No hay nada mejor en un día caluroso que comerse una patilla jugosa y dulcita o en los días fríos comerse unas fresitas en Galipán, y en las meriendas una manzana, ¡ni hablar de unos melocotones con chocolate fundido en una fiestecita! No importa qué estés haciendo o qué tan cálido o frío está el día, siempre hay una fruta disponible para cada ocasión.

Las frutas son ricas en agua, representando un 90 % de su contenido, el resto lo componen sales minerales, vitaminas y fibras que te ayudan a mantener el peso bajo control y aportan antioxidantes, protegen el intestino y atrasan el envejecimiento de la piel.

La mejor forma de aprovechar todas sus virtudes y propiedades nutritivas es consumirlas de manera natural, tratando de no retirar la piel si no es necesario.

Todas las frutas al igual que la mayoría de los vegetales y legumbres tienen su temporada, y en caso de consumir frutas que han sido extraídas en plena maduración o antes, las propiedades que nos dará el fruto serán de muy baja calidad. La naturaleza es sabia y nos da ciertas frutas en determinada temporada.

Mi recomendación es que estén pendientes de consumir aquellas frutas que vayan acorde a cada temporada. Si no sabes cuáles son,  te darás cuenta porque  empieza a predominar su comercialización  y siempre tendrá un excelente precio.

Los alimentos, por su naturaleza tienen tendencia a cumplir una serie de funciones en nuestro cuerpo; pero dependiendo de cómo los cocinemos y combinemos estas condiciones pueden modificarse, por ejemplo ¿sabían que cuando comen legumbres y alimentos con alto contenido en hierro, no sirve de nada si después no toman algo con vitamina C, como un jugo de naranja, o alguna fruta tropical como mango, lechosa, mandarina o piña?, la vitamina C ayudará al cuerpo a absorber el hierro.
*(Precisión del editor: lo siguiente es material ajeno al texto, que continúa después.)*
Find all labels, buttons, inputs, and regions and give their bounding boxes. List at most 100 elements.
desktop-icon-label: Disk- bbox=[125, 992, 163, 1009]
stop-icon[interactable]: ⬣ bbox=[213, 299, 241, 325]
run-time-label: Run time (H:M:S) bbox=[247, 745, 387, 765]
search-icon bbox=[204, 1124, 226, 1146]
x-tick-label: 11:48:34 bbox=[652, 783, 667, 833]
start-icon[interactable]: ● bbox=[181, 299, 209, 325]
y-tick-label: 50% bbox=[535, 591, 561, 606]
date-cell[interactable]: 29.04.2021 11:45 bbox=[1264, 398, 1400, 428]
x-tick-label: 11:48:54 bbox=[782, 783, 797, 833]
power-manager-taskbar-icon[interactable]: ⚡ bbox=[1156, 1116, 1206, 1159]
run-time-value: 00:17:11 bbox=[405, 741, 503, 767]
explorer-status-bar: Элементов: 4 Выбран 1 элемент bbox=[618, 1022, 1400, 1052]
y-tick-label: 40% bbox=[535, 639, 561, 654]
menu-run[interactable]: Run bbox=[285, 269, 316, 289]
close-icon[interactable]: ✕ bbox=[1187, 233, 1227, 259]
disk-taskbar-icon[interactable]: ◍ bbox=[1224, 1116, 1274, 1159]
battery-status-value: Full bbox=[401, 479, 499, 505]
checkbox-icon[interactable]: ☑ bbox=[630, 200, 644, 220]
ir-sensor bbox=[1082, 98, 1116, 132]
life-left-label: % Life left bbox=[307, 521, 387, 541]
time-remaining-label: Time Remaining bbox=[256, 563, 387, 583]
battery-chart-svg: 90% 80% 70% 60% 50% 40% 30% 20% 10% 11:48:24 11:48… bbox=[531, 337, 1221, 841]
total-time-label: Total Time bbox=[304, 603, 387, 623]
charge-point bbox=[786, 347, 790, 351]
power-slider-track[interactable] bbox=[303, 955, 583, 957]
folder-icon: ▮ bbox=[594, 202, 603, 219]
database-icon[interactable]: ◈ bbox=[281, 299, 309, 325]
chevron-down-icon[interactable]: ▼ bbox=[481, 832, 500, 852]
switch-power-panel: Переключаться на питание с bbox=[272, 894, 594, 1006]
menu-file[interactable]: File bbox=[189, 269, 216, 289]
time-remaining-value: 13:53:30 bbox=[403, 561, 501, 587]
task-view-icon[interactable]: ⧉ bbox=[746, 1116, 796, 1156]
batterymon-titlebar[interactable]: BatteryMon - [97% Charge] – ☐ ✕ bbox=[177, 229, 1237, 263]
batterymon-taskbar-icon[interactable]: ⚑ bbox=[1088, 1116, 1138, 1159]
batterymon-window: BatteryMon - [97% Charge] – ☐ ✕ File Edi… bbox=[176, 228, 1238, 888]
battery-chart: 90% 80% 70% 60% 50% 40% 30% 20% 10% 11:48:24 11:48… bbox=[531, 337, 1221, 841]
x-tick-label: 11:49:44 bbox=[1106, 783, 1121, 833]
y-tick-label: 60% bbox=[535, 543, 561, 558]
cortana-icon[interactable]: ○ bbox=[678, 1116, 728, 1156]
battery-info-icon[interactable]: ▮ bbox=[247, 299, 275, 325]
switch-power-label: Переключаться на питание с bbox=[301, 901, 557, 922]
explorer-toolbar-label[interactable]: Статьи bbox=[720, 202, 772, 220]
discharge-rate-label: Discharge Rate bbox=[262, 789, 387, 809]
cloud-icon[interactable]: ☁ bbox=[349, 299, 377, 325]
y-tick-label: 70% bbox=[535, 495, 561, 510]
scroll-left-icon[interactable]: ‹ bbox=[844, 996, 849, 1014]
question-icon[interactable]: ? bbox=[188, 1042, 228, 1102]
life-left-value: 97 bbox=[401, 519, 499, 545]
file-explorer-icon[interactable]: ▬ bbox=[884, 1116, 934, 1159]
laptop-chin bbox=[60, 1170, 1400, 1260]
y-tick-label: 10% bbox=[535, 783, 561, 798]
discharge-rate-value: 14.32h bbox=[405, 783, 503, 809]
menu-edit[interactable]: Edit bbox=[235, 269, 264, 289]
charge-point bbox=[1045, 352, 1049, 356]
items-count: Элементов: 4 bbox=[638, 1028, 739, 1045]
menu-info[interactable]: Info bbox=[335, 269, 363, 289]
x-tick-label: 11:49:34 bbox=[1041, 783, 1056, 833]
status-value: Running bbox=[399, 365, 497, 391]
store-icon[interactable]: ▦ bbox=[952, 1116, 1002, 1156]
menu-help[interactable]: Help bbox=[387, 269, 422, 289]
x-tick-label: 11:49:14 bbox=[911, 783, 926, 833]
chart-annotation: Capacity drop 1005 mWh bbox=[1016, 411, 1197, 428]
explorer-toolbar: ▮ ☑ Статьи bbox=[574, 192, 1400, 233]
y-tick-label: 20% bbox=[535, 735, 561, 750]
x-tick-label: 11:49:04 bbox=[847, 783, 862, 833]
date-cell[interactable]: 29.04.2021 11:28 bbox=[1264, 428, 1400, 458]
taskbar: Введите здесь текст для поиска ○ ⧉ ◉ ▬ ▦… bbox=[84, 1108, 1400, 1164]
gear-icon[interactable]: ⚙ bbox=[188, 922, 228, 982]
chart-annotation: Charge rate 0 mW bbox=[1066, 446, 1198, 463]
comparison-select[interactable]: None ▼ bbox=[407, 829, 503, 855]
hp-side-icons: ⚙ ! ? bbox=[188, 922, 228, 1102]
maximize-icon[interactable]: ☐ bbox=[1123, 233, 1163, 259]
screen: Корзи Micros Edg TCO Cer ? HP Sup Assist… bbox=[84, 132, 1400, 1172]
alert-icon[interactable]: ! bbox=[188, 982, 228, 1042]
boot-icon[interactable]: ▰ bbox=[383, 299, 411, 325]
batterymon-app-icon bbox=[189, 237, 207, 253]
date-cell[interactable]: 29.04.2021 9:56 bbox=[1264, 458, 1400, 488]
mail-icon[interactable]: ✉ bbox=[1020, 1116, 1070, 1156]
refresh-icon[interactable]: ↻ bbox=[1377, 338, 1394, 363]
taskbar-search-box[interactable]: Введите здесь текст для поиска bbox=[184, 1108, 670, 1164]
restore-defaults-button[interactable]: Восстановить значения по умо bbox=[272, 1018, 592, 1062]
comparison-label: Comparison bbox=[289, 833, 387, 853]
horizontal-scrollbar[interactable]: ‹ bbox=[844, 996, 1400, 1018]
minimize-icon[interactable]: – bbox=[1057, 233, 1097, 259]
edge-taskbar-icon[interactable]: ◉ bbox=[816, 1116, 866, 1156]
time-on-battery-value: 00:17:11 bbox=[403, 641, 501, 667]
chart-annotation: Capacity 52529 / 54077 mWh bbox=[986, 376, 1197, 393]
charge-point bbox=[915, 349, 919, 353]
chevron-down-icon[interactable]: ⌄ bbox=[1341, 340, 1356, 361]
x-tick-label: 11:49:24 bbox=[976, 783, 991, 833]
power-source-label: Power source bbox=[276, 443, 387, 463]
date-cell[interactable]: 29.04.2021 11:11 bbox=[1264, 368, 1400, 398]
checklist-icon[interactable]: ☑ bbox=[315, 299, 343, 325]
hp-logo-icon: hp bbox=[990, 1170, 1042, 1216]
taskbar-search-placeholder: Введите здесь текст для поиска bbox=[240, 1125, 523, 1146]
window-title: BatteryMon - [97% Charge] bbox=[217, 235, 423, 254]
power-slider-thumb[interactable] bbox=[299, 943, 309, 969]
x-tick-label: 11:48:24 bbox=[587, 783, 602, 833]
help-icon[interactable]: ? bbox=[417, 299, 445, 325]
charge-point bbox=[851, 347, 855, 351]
En el caso de la alimentación inicial en cada niño, es fundamental el consumo de las frutas, aprovecha las necesidades y lo atractivo que pueden ser para ellos los alimentos dulces y hazlo consumirlas en la merienda, Así les enseñarás el hábito de comerlas el resto de su vida.

Hay una expresión muy antigua y sabia “somos lo que comemos”. Cada alimento que ingerimos posee una energía y unas propiedades especificas que combinadas con sabiduría, pueden llegar a renovar no solo nuestra salud física, sino que también nuestro estado de ánimo y nuestro intelecto.

Esos están condicionados constantemente a los alimentos que comemos, hoy en día, nuestra vida lleva un ritmo de stress donde la mayoría de la gente dice no tener tiempo para cocinar, y cuidar su alimentación, ¡gran error!, siempre debemos buscar soluciones para tener una alimentación más sana.